Vous connaissez tous ces sacs à main italiens, ceux dont la marque s'affiche dans un petit triangle.
Ils sont fabriqués en Turquie, par des femmes, qui travaillent parfois jour et nuit, pour un salaire qui peut " grimper" à 340€ si le Directeur de l'Usine n'a pas "oublié" de payer les heures supplèmentaires...
Pendant de nombreuses années, une ouvrière à travaillé sans broncher, et un jour lassée de se faire exploiter, elle s'est syndiquée, la réplique n'a pas tardé, l'ouvrière a été licenciée pour faute, pourtant son travail n'avait jamais soulevé de critique.
L'affaire a fait grand bruit en Turquie, on a proposé de l'argent à l'ouvrière pour acheter son silence, refus de cette dernière, les enchères ont grimpé, elle a encore refusé, elle voulait des conditions de travail acceptables pour elle et ses amies.
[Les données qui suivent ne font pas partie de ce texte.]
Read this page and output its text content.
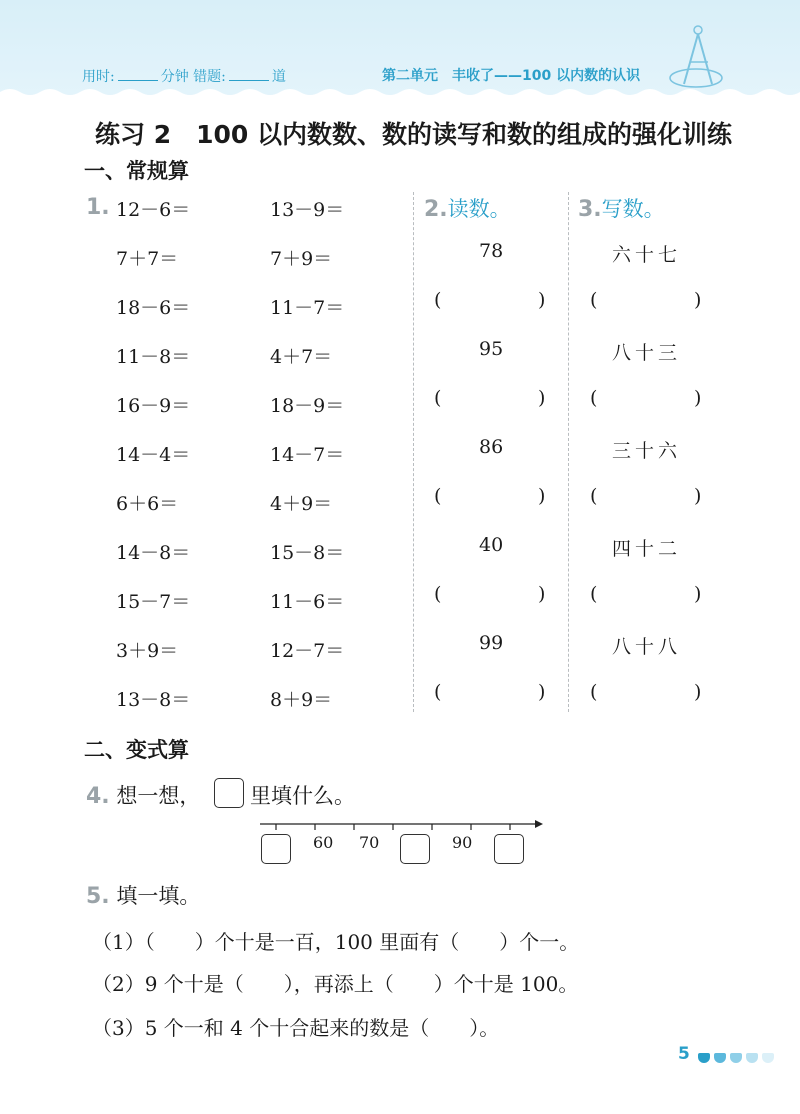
用时:	分钟 错题:	道	第二单元　丰收了——100 以内数的认识
练习 2　100 以内数数、数的读写和数的组成的强化训练
一、常规算
1.	2.读数。	3.写数。
12－6＝	13－9＝
7＋7＝	7＋9＝
18－6＝	11－7＝
11－8＝	4＋7＝
16－9＝	18－9＝
14－4＝	14－7＝
6＋6＝	4＋9＝
14－8＝	15－8＝
15－7＝	11－6＝
3＋9＝	12－7＝
13－8＝	8＋9＝
78
(	)
95
(	)
86
(	)
40
(	)
99
(	)
六十七
(	)
八十三
(	)
三十六
(	)
四十二
(	)
八十八
(	)
二、变式算
4. 想一想， 里填什么。
60 70	90
5. 填一填。
（1）（　　）个十是一百，100 里面有（　　）个一。
（2）9 个十是（　　），再添上（　　）个十是 100。
（3）5 个一和 4 个十合起来的数是（　　）。
5
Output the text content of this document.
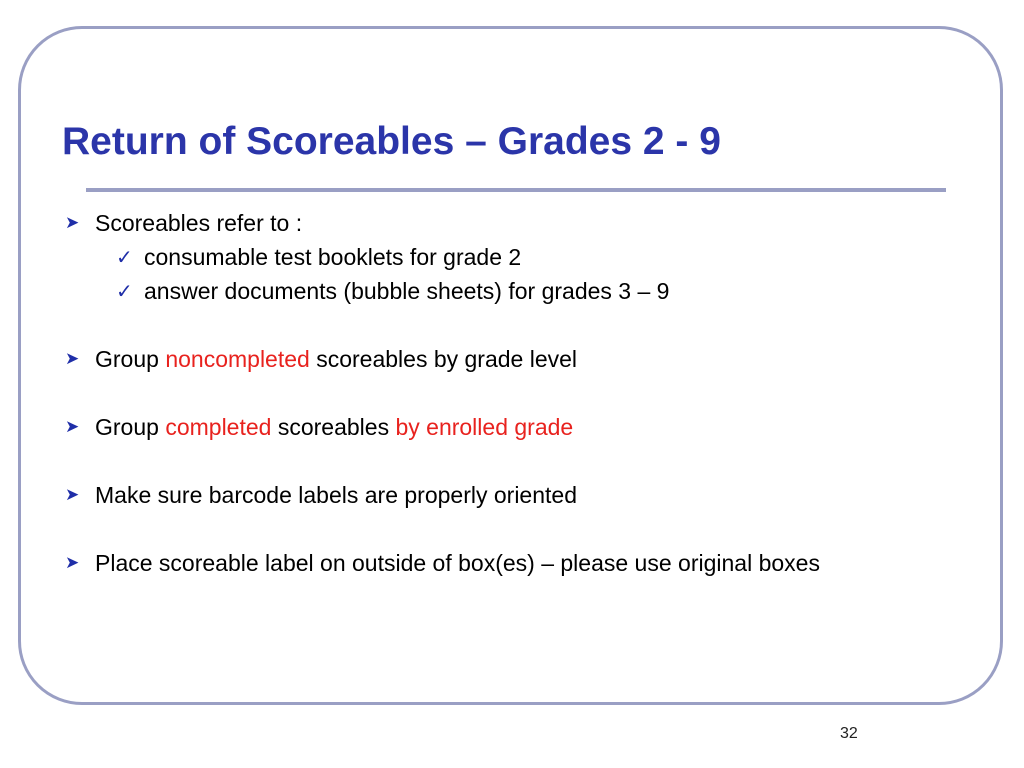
Return of Scoreables – Grades 2 - 9
➤ Scoreables refer to :
✓ consumable test booklets for grade 2
✓ answer documents (bubble sheets) for grades 3 – 9
➤ Group noncompleted scoreables by grade level
➤ Group completed scoreables by enrolled grade
➤ Make sure barcode labels are properly oriented
➤ Place scoreable label on outside of box(es) – please use original boxes
32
La maison sous-traitante a joué les pucelles effarouchées, elle a promis de faire toute la lumière, au final, l'ouvrière n'a plus de travail, ses amies font toujours des heures supplèmentaires non payées.
C'est un peu comme la F..., la rapacité du patron du groupe a décidé de multiplier par six la redevance à verser au groupe, la faisant passer de 50 millions à 300 millions d'€ . Pour financer ce racket, une seule solution: fermer des boutiques et licencier le personnel.
Aussi, lorsque vous passez à la Bastille, vous trouvez des employés sur le trottoir qui essaient vainement de conserver leur emploi.